Caution Constant Readers! This post contains spoilers for Stephen King’s second published novel, ‘Salem’s Lot.

Since we're right in the time of ghouls, goblins, werewolves, and vampires, I wanted to revisit one of my favorite Stephen King novels—and recently released Max original film—‘Salem’s Lot. When I first read this book, it was striking how much the spread of vampirism resembled the spread of an infectious disease. My academic background is in mathematical epidemiology, so I thought it would be fun to model Jerusalem's Lot's turn.

From Stephen King to mathematical epidemiology

"They're breeding on one another. The vampires are creating vampires. It's a geometric progression. Two times two... ...times four, times eight."
-Ben Mears, 'Salem's Lot (1979 Mini Series).

In 'Salem's Lot, vampirisim follows the classic vampire rules: vampire bites person, person dies, comes back as a vampire, then starts biting people themselves. There is no recovery. Once you're a vampire, you're a vampire until someone else kills you.

We assume the simplest form of this model, one in which there are no new people entering the population (through immigration or birth) and that nobody leaves (through death or emigration). While there is some migration in the story, for example, Ben Mears returning to the Lot at the beginning of the book, I would argue that it has negligible impact on the population dynamics of Jerusalem’s Lot over the course of the book.

Getting disease progression data from a novel

“The town has a sense, not of history, but of time, and the telephone poles seem to know this. If you lay your hand against one, you can feel the vibration from the wires deep within the wood, as if souls had been imprisoned in there and were struggling to get out.”
―Stephen King, ’Salem’s Lot

Throughout ‘Salem’s Lot, King wields an accelerating clock to build suspense. His use of time makes for both a thrilling experience for the general audience and an informative experience for the public health audience.

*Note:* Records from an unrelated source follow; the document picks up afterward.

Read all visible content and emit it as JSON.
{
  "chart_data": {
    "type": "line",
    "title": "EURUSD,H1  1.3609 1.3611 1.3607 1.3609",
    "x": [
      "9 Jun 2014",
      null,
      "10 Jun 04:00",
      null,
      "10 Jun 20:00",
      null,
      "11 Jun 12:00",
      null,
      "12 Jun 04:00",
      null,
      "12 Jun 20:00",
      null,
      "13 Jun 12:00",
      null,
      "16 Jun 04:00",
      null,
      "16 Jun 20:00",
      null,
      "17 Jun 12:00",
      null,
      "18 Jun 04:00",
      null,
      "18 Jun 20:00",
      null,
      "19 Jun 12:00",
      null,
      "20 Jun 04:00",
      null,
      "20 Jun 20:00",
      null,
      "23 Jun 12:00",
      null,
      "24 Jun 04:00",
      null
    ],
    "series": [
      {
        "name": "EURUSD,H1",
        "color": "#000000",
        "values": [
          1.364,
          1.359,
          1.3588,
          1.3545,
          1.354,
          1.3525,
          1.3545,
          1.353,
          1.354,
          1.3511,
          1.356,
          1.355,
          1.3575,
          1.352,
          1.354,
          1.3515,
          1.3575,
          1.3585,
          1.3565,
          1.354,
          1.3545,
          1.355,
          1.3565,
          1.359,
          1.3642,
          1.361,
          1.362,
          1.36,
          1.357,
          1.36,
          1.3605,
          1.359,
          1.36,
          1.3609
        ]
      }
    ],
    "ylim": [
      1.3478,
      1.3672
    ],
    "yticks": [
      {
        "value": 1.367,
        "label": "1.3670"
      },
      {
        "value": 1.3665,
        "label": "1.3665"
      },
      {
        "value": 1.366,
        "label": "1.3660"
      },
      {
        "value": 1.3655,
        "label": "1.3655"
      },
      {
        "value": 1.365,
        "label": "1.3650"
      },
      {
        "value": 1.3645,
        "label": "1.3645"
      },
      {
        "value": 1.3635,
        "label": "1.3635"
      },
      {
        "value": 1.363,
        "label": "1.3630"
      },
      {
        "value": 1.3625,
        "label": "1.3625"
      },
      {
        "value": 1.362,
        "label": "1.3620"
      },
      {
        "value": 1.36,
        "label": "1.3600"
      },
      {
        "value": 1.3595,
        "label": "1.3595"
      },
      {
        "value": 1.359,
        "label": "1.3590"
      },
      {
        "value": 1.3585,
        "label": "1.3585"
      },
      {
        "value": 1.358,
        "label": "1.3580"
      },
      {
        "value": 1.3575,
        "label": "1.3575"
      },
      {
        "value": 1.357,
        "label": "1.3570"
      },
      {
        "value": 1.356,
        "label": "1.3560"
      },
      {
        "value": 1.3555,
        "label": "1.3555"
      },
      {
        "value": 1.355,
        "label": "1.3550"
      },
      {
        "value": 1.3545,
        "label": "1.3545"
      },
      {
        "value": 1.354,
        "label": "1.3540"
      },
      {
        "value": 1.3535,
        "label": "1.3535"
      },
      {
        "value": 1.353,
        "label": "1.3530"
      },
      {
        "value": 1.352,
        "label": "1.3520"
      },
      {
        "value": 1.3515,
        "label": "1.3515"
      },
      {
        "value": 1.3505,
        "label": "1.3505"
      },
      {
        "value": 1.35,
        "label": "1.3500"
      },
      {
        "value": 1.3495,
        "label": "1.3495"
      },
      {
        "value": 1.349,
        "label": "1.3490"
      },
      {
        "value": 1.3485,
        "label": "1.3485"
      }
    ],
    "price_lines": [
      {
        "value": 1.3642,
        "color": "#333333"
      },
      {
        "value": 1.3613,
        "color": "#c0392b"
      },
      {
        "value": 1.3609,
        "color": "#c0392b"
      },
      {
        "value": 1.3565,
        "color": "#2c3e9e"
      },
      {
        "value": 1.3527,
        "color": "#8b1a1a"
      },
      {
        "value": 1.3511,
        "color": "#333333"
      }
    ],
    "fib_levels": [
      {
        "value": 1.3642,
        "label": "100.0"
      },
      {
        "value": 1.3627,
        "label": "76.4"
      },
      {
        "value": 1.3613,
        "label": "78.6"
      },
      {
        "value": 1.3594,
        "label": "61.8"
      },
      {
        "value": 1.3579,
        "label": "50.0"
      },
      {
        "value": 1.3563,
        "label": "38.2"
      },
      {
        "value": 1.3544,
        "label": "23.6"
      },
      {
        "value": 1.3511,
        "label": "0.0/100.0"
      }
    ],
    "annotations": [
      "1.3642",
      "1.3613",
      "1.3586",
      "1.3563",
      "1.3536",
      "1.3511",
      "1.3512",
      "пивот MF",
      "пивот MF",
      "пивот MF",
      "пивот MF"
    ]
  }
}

The text allows us to extract day-level data for each vampiric “infection”, as can be seen in the chart above. This gives us the number of vampires at the end of each day, which is known as the vampiric prevalence in public health terms. We can in turn use this data to fit the \(SI\) model, written below.

\(\frac{dS}{dt} = -\frac{\beta}{N} S I\), \(\frac{dI}{dt} = \frac{\beta}{N} S I,\) so

\( I = \frac{D e^{\beta t}}{1 + \frac{D}{N} e^{\beta t}} \),

Where \( N\) is the population of the Lot, and \( \beta \) and \( D \) are parameters we need to estimate.

We will use the novel's population size, 1300, stated by Susan in her first encounter with Ben. A grid search that minimized the mean squared error gave estimates of \( \hat{\beta} = 0.595, \ \hat{D} = 1.37 \times 10^{-7} \).

Pronouncing the Lot (un)dead

"No one pronounced Jerusalem’s Lot dead on the morning of October 6; no one knew it was. Like the bodies of previous days, it retained every semblance of life."
-Stephen King, ’Salem’s Lot

The narrator of 'Salem's Lot pronounces the Lot dead on the morning of October 6, but from the information provided to the reader, only 27 of the town's 1300 residents had turned by that point. The results of our \(SI\) model² would pronounce the town (un)dead by the end of October 1975 as shown in the plot below.

That quote does not suggest that all of the town's residents are now vampires, but rather it conveys that the town's fate is sealed on October 6, 1975. The question of the story then becomes whether our intrepid heroes can save themselves and avenge their loved ones. With a non-paranormal infectious disease, two percent of the population being infected might be manageable, especially when we consider that our characters were aware of the mode of transmission. In this setting, however, it would take a considerable force to take out 27 vampires and prevent future spread. Further, King has made it quite clear that the Lot is not the type of town that bands together to oust evil, even while it is sucking on their necks.

Notes

1. There are actually a few different model types you could consider for the "outbreak" depicted in this novel. For example, an \(SEI\) model would be reasonable since some people were exposed to a vampire, but did not turn for a few days. These people would not be susceptible nor infected and might warrant their own compartment. The data presented in the book would have made fitting such a model impossible. We could also have used a much more complicated model with multiple infected compartments based on the idea of different vampire types that King presented in his Dark Tower series, but since this novel was written well before that concept was introduced, I think our simple \(SI\) model works just fine.
2. There are many assumptions for the \(SI\) model that this post is sweeping under the rug. For example, compartmental models assume homogeneous mixing patterns, meaning everyone in the population is equally likely to contact anyone else in the population. This may not be true here; however, a small town cliche is that everybody knows everybody else, which King demonstrates several times throughout the pre-vampire portion of the story. Applying a model with more strict assumptions would probably decrease the speed of the spread. I think that, if anything, Stephen King may think that the spreading speed exhibited by the model isn't fast enough!